Public library in Lewiston, New York

The Lewiston Public Library, is located in Lewiston, New York, United States. The library was permanently chartered by the State of New York in 2008. The library is chartered to serve the Town and Village of Lewiston and has a service population of over 14,000. It is part of the Nioga Library System.

==History==
In July 1901, the newly organized Men's Club of Lewiston proposed "as soon as practicable to establish public reading rooms and to take steps towards forming the nucleus of a public library." According to its newsletter, the club "cordially invites all friends of education and progress to attend and bring with them each a book as a contribution to the cause." In 1938, the library was almost forced to close its doors for lack of financial support. However, the Lewiston Service Guild stepped in and took over the annual membership drive, collecting $150, which saved the library. The Guild also made building repairs, cleaned and painted the facility and purchased new books. The Guild continued to collect door-to-door for operating funds for many decades.

In 1961, the library moved into the Hotchkiss Building (also known as the "Long House") at 505 Center Street.
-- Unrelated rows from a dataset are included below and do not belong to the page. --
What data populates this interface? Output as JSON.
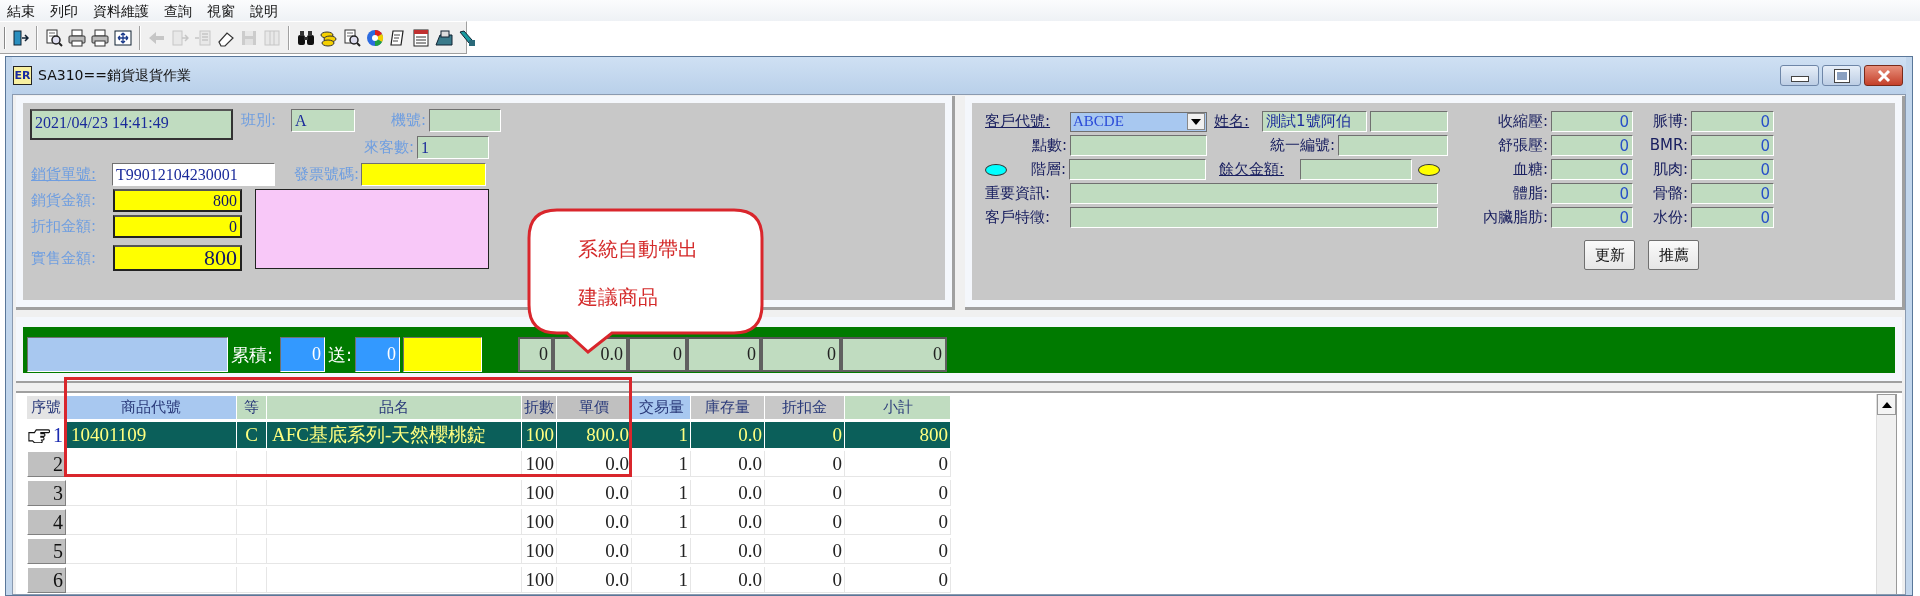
{
  "menu": [
    "結束",
    "列印",
    "資料維護",
    "查詢",
    "視窗",
    "說明"
  ],
  "toolbar": [
    {
      "kind": "exit",
      "disabled": false
    },
    {
      "kind": "separator"
    },
    {
      "kind": "preview",
      "disabled": false
    },
    {
      "kind": "print",
      "disabled": false
    },
    {
      "kind": "print",
      "disabled": false
    },
    {
      "kind": "fit",
      "disabled": false
    },
    {
      "kind": "separator"
    },
    {
      "kind": "back",
      "disabled": true
    },
    {
      "kind": "docnext",
      "disabled": true
    },
    {
      "kind": "list",
      "disabled": true
    },
    {
      "kind": "eraser",
      "disabled": false
    },
    {
      "kind": "save",
      "disabled": true
    },
    {
      "kind": "columns",
      "disabled": true
    },
    {
      "kind": "separator"
    },
    {
      "kind": "binoculars",
      "disabled": false
    },
    {
      "kind": "coins",
      "disabled": false
    },
    {
      "kind": "preview",
      "disabled": false
    },
    {
      "kind": "wheel",
      "disabled": false
    },
    {
      "kind": "note",
      "disabled": false
    },
    {
      "kind": "form",
      "disabled": false
    },
    {
      "kind": "scanner",
      "disabled": false
    },
    {
      "kind": "tool",
      "disabled": false
    }
  ],
  "window": {
    "title": "SA310==銷貨退貨作業",
    "icon_text": "ER"
  },
  "sale_panel": {
    "datetime": "2021/04/23 14:41:49",
    "shift_label": "班別:",
    "shift": "A",
    "machine_label": "機號:",
    "visitors_label": "來客數:",
    "visitors": "1",
    "order_no_label": "銷貨單號:",
    "order_no": "T99012104230001",
    "invoice_label": "發票號碼:",
    "amounts": [
      {
        "label": "銷貨金額:",
        "value": "800",
        "kind": "normal"
      },
      {
        "label": "折扣金額:",
        "value": "0",
        "kind": "normal"
      },
      {
        "label": "實售金額:",
        "value": "800",
        "kind": "large"
      }
    ]
  },
  "customer_panel": {
    "code_label": "客戶代號:",
    "code": "ABCDE",
    "name_label": "姓名:",
    "name": "測試1號阿伯",
    "points_label": "點數:",
    "tax_id_label": "統一編號:",
    "level_label": "階層:",
    "balance_label": "餘欠金額:",
    "important_label": "重要資訊:",
    "trait_label": "客戶特徵:",
    "health": [
      {
        "label": "收縮壓:",
        "value": "0"
      },
      {
        "label": "脈博:",
        "value": "0"
      },
      {
        "label": "舒張壓:",
        "value": "0"
      },
      {
        "label": "BMR:",
        "value": "0"
      },
      {
        "label": "血糖:",
        "value": "0"
      },
      {
        "label": "肌肉:",
        "value": "0"
      },
      {
        "label": "體脂:",
        "value": "0"
      },
      {
        "label": "骨骼:",
        "value": "0"
      },
      {
        "label": "內臟脂肪:",
        "value": "0"
      },
      {
        "label": "水份:",
        "value": "0"
      }
    ],
    "buttons": [
      "更新",
      "推薦"
    ]
  },
  "totals_bar": {
    "accum_label": "累積:",
    "accum": "0",
    "gift_label": "送:",
    "gift": "0",
    "totals": [
      "0",
      "0.0",
      "0",
      "0",
      "0",
      "0"
    ]
  },
  "table": {
    "columns": [
      {
        "label": "序號",
        "color": "#e4e4e4"
      },
      {
        "label": "商品代號",
        "color": "#a8c8f0"
      },
      {
        "label": "等",
        "color": "#c0dcc0"
      },
      {
        "label": "品名",
        "color": "#c0dcc0"
      },
      {
        "label": "折數",
        "color": "#c0c0c0"
      },
      {
        "label": "單價",
        "color": "#c0c0c0"
      },
      {
        "label": "交易量",
        "color": "#a8c8f0"
      },
      {
        "label": "庫存量",
        "color": "#c8c8c8"
      },
      {
        "label": "折扣金",
        "color": "#c8c8c8"
      },
      {
        "label": "小計",
        "color": "#c0dcc0"
      }
    ],
    "rows": [
      {
        "no": "1",
        "selected": true,
        "code": "10401109",
        "grade": "C",
        "name": "AFC基底系列-天然櫻桃錠",
        "discount": "100",
        "price": "800.0",
        "qty": "1",
        "stock": "0.0",
        "disc_amount": "0",
        "subtotal": "800"
      },
      {
        "no": "2",
        "selected": false,
        "discount": "100",
        "price": "0.0",
        "qty": "1",
        "stock": "0.0",
        "disc_amount": "0",
        "subtotal": "0"
      },
      {
        "no": "3",
        "selected": false,
        "discount": "100",
        "price": "0.0",
        "qty": "1",
        "stock": "0.0",
        "disc_amount": "0",
        "subtotal": "0"
      },
      {
        "no": "4",
        "selected": false,
        "discount": "100",
        "price": "0.0",
        "qty": "1",
        "stock": "0.0",
        "disc_amount": "0",
        "subtotal": "0"
      },
      {
        "no": "5",
        "selected": false,
        "discount": "100",
        "price": "0.0",
        "qty": "1",
        "stock": "0.0",
        "disc_amount": "0",
        "subtotal": "0"
      },
      {
        "no": "6",
        "selected": false,
        "discount": "100",
        "price": "0.0",
        "qty": "1",
        "stock": "0.0",
        "disc_amount": "0",
        "subtotal": "0"
      }
    ]
  },
  "annotation": {
    "callout": [
      "系統自動帶出",
      "建議商品"
    ]
  }
}
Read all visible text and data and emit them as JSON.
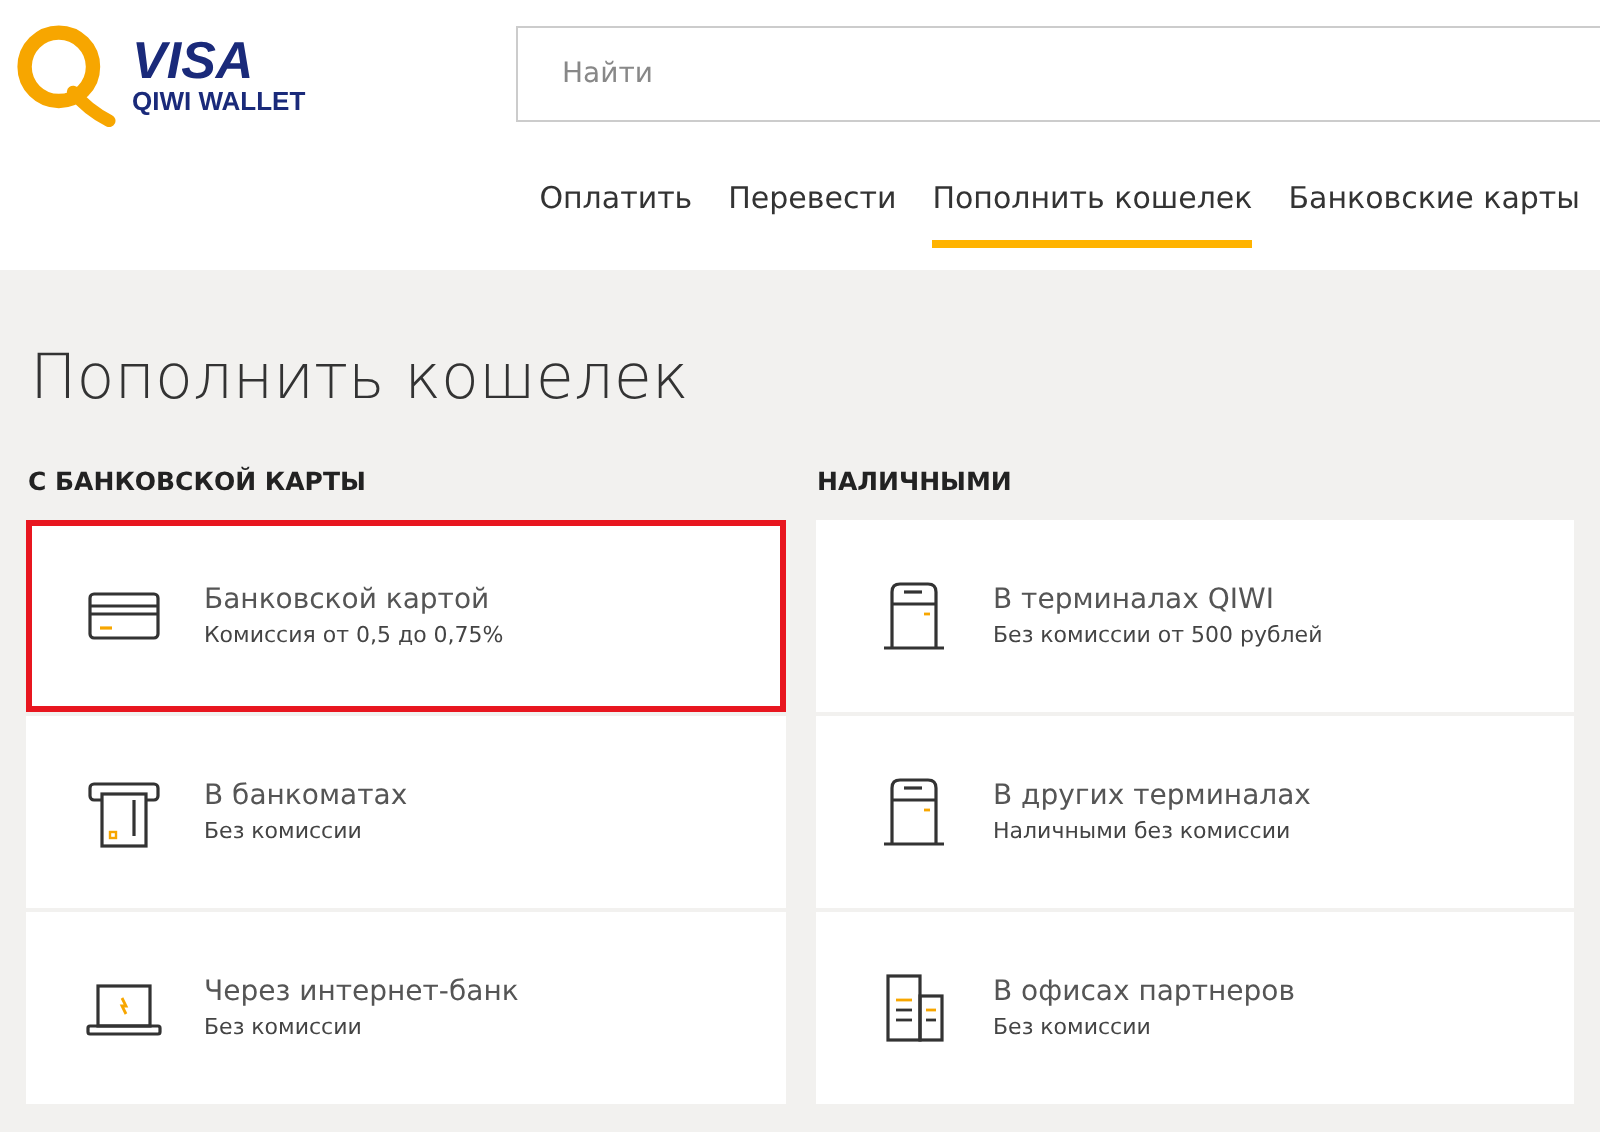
{
  "logo": {
    "brand": "VISA",
    "product": "QIWI WALLET"
  },
  "search": {
    "placeholder": "Найти"
  },
  "tabs": [
    {
      "label": "Оплатить",
      "selected": false
    },
    {
      "label": "Перевести",
      "selected": false
    },
    {
      "label": "Пополнить кошелек",
      "selected": true
    },
    {
      "label": "Банковские карты",
      "selected": false
    }
  ],
  "page_title": "Пополнить кошелек",
  "sections": [
    {
      "heading": "С БАНКОВСКОЙ КАРТЫ",
      "items": [
        {
          "kind": "card",
          "title": "Банковской картой",
          "subtitle": "Комиссия от 0,5 до 0,75%",
          "highlighted": true
        },
        {
          "kind": "atm",
          "title": "В банкоматах",
          "subtitle": "Без комиссии",
          "highlighted": false
        },
        {
          "kind": "laptop",
          "title": "Через интернет-банк",
          "subtitle": "Без комиссии",
          "highlighted": false
        }
      ]
    },
    {
      "heading": "НАЛИЧНЫМИ",
      "items": [
        {
          "kind": "terminal",
          "title": "В терминалах QIWI",
          "subtitle": "Без комиссии от 500 рублей",
          "highlighted": false
        },
        {
          "kind": "terminal",
          "title": "В других терминалах",
          "subtitle": "Наличными без комиссии",
          "highlighted": false
        },
        {
          "kind": "office",
          "title": "В офисах партнеров",
          "subtitle": "Без комиссии",
          "highlighted": false
        }
      ]
    }
  ]
}
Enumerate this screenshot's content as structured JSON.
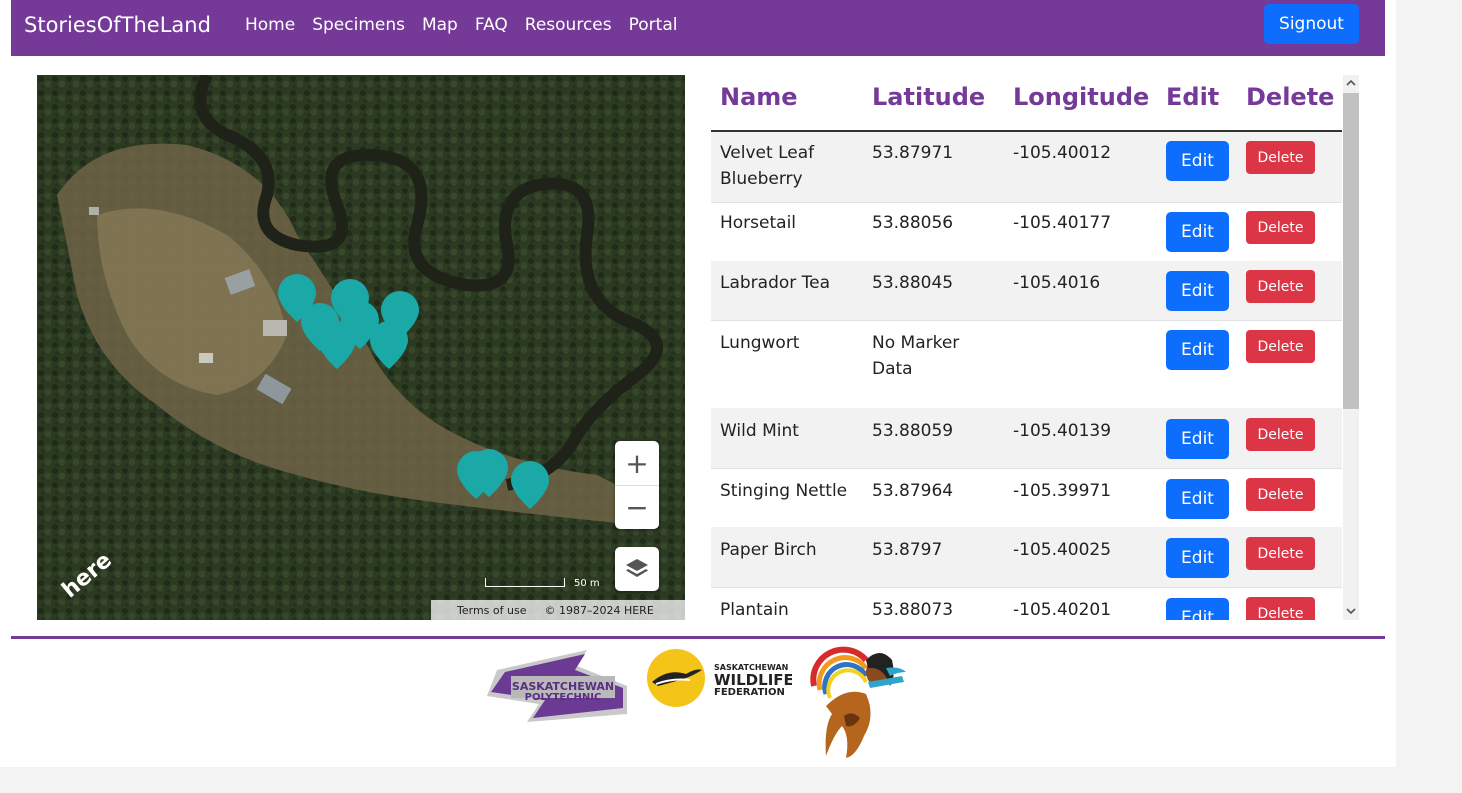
{
  "nav": {
    "brand": "StoriesOfTheLand",
    "links": [
      "Home",
      "Specimens",
      "Map",
      "FAQ",
      "Resources",
      "Portal"
    ],
    "signout": "Signout"
  },
  "map": {
    "terms": "Terms of use",
    "copyright": "© 1987–2024 HERE",
    "scale": "50 m",
    "logo_text": "here",
    "zoom_in": "+",
    "zoom_out": "−",
    "marker_color": "#1aa9a6"
  },
  "table": {
    "headers": [
      "Name",
      "Latitude",
      "Longitude",
      "Edit",
      "Delete"
    ],
    "edit_label": "Edit",
    "delete_label": "Delete",
    "rows": [
      {
        "name": "Velvet Leaf Blueberry",
        "lat": "53.87971",
        "lon": "-105.40012"
      },
      {
        "name": "Horsetail",
        "lat": "53.88056",
        "lon": "-105.40177"
      },
      {
        "name": "Labrador Tea",
        "lat": "53.88045",
        "lon": "-105.4016"
      },
      {
        "name": "Lungwort",
        "lat": "No Marker Data",
        "lon": ""
      },
      {
        "name": "Wild Mint",
        "lat": "53.88059",
        "lon": "-105.40139"
      },
      {
        "name": "Stinging Nettle",
        "lat": "53.87964",
        "lon": "-105.39971"
      },
      {
        "name": "Paper Birch",
        "lat": "53.8797",
        "lon": "-105.40025"
      },
      {
        "name": "Plantain",
        "lat": "53.88073",
        "lon": "-105.40201"
      }
    ]
  },
  "footer": {
    "logo1": {
      "line1": "SASKATCHEWAN",
      "line2": "POLYTECHNIC"
    },
    "logo2": {
      "line1": "SASKATCHEWAN",
      "line2": "WILDLIFE",
      "line3": "FEDERATION"
    }
  },
  "colors": {
    "brand_purple": "#753a98",
    "primary_blue": "#0d6efd",
    "danger_red": "#dc3545"
  }
}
The house was built by Judge William Hotchkiss in 1815 after his return home from the War of 1812. The library received its provisional charter in 1976 and subsequently began to earn support through tax dollars. In 1990, the library moved into its new building at 305 South Eighth Street in the Village of Lewiston. The late State Senator John B. Daly became the library's main supporter in the late 1980s and 1990s. The new children's wing, added in 1999, is named in his honor.

==Art==
The Library Board hired sculptor E. B. Cox of Ontario to do renditions of the seven animals representing the seven Tuscarora clans to decorate the new library. The library contains the Bjarne Klaussen Collection, which depicts buildings of Lewiston, New York that were considered historically significant in the village's development.